Leavelle, distinctive in his light-colored suit and white Stetson, is seen in the photograph with his hand on Lee Harvey Oswald, Leavelle’s body stiffening as nightclub owner Jack Ruby shot the handcuffed presidential assassin at close range on live TV in 1963. Leavelle appears shocked as Oswald grimaces in pain.
Leavelle’s daughter, Tanya Evers, told The Associated Press her father died Thursday while visiting her sister in Colorado. He fell earlier this week and broke his hip, requiring surgery at a Denver hospital, Evers said Friday. He responded well to the surgery, she said, but then later suffered a heart attack.
In the decades after the assassination, Leavelle regularly spoke at schools and before various groups because he believed “he had a responsibility to share his story,” said Evers, who lives in San Antonio.
Her father through the decades received mail nearly every day from people asking questions about the assassination or invoking any one of several conspiracy theories, she said.
“He really felt a need to address the theories,” Evers said. “He wanted to make sure that people knew there was no conspiracy and that one misguided person could take a shot at a president and succeed.”
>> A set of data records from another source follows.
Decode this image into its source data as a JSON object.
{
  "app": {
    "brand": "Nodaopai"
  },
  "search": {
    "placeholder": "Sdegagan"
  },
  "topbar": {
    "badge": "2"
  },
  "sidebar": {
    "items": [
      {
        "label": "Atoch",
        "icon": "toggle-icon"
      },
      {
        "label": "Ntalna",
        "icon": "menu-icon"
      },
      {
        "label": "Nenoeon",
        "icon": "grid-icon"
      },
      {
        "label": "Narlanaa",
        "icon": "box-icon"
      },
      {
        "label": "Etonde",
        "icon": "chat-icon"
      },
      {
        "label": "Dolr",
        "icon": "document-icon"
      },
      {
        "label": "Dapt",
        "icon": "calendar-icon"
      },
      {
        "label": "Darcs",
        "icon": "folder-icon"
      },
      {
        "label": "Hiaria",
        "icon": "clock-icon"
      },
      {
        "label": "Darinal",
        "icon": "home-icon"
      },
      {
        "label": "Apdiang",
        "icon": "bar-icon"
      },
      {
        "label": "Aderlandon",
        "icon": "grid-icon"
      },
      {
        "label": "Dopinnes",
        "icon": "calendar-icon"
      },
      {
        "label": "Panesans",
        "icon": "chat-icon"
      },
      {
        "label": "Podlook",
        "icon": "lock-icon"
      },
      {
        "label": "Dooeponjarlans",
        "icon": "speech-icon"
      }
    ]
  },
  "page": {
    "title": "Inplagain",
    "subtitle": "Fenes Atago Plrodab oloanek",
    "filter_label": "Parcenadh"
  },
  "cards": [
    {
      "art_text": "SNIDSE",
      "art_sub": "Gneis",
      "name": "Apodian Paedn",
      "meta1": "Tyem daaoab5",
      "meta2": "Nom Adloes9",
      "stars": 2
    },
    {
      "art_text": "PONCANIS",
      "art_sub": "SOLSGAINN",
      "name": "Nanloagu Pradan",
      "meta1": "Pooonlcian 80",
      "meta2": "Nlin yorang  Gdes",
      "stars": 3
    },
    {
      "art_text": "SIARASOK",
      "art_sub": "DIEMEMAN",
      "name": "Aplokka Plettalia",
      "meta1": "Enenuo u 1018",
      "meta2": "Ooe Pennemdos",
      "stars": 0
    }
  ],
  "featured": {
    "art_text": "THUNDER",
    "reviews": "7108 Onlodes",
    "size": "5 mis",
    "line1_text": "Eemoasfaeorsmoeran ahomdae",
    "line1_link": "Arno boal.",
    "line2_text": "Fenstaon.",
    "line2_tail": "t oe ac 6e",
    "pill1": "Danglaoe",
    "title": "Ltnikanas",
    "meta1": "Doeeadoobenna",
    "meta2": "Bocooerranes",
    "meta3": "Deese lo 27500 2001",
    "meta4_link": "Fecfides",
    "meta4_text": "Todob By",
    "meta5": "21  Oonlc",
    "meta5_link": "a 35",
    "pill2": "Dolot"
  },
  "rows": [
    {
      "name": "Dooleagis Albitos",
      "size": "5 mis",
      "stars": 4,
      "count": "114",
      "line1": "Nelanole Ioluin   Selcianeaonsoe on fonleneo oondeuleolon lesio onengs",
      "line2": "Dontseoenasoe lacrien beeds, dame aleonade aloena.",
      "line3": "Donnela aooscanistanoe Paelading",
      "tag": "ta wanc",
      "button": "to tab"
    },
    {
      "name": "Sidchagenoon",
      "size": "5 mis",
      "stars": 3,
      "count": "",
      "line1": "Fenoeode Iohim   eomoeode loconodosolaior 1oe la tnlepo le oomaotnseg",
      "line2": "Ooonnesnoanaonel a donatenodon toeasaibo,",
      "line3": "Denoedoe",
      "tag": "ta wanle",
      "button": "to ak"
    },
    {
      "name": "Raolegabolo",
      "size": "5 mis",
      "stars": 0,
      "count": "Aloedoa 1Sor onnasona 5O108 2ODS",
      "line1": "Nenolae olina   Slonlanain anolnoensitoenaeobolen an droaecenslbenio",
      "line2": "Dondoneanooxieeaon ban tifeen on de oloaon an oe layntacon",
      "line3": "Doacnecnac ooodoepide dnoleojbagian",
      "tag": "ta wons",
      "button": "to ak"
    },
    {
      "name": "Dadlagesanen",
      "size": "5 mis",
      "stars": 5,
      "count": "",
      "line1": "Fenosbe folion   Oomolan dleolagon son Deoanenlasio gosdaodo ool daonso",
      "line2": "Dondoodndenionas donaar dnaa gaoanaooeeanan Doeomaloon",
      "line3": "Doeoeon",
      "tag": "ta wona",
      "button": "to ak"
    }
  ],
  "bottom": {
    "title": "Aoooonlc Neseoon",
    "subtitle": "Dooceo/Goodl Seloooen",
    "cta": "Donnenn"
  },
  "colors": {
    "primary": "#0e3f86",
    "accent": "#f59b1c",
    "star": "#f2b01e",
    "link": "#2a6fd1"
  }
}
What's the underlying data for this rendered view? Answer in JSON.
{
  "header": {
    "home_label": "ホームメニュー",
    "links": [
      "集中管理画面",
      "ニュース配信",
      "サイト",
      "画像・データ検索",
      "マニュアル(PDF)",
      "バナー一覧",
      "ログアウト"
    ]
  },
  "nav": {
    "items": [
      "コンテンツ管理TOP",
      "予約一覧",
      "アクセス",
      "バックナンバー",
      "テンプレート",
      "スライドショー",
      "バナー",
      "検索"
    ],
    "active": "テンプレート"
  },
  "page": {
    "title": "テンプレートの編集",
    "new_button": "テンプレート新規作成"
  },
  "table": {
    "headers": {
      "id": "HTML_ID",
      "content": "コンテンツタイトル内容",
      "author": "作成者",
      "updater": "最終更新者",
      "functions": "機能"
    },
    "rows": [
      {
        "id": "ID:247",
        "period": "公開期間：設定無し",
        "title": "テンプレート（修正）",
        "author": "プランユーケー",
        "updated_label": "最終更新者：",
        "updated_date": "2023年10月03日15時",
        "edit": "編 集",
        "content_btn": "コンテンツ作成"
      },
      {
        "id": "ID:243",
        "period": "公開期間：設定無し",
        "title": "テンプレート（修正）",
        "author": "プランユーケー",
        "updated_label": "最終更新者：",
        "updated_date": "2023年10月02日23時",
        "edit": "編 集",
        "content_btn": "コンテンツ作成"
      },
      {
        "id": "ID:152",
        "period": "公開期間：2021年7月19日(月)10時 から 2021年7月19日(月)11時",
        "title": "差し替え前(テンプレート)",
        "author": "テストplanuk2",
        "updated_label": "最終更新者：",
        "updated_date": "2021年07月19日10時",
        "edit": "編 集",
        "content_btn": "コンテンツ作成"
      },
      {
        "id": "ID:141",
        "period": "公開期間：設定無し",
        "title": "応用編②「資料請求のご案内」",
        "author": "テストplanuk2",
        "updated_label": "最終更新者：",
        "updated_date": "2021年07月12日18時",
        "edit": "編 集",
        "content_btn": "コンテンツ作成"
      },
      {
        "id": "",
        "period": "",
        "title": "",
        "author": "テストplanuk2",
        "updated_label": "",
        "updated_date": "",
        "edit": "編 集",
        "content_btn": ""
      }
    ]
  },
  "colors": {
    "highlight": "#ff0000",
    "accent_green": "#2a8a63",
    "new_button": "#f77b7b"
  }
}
Leavelle joined the Dallas police force in 1950 and retired from active service in 1975. He was among the lead detectives assigned to investigate Kennedy’s Nov. 22, 1963, assassination.
In 2013, Dallas police commanders honored Leavelle with the Police Commendation Award and announced the department’s Detective of the Year Award would be named for him. In accepting the honor, Leavelle said he was thinking of other deserving officers, including J.D. Tippit, who was shot and killed by Oswald when Tippit stopped Oswald to question him some 45 minutes after Kennedy’s assassination.
In comments after that presentation, Leavelle said that when he saw an armed Ruby approach in the basement of Dallas police headquarters, he tried unsuccessfully to jerk Oswald behind him to shield him from harm.
“Him being real close all I did was turn his body so instead of the bullet hitting him dead center it hit about 3 or 4 inches to the left of the navel,” Leavelle said.
The photo that captured the attack won a Pulitzer Prize.
Associated Press reporter Jamie Stengle contributed to this report.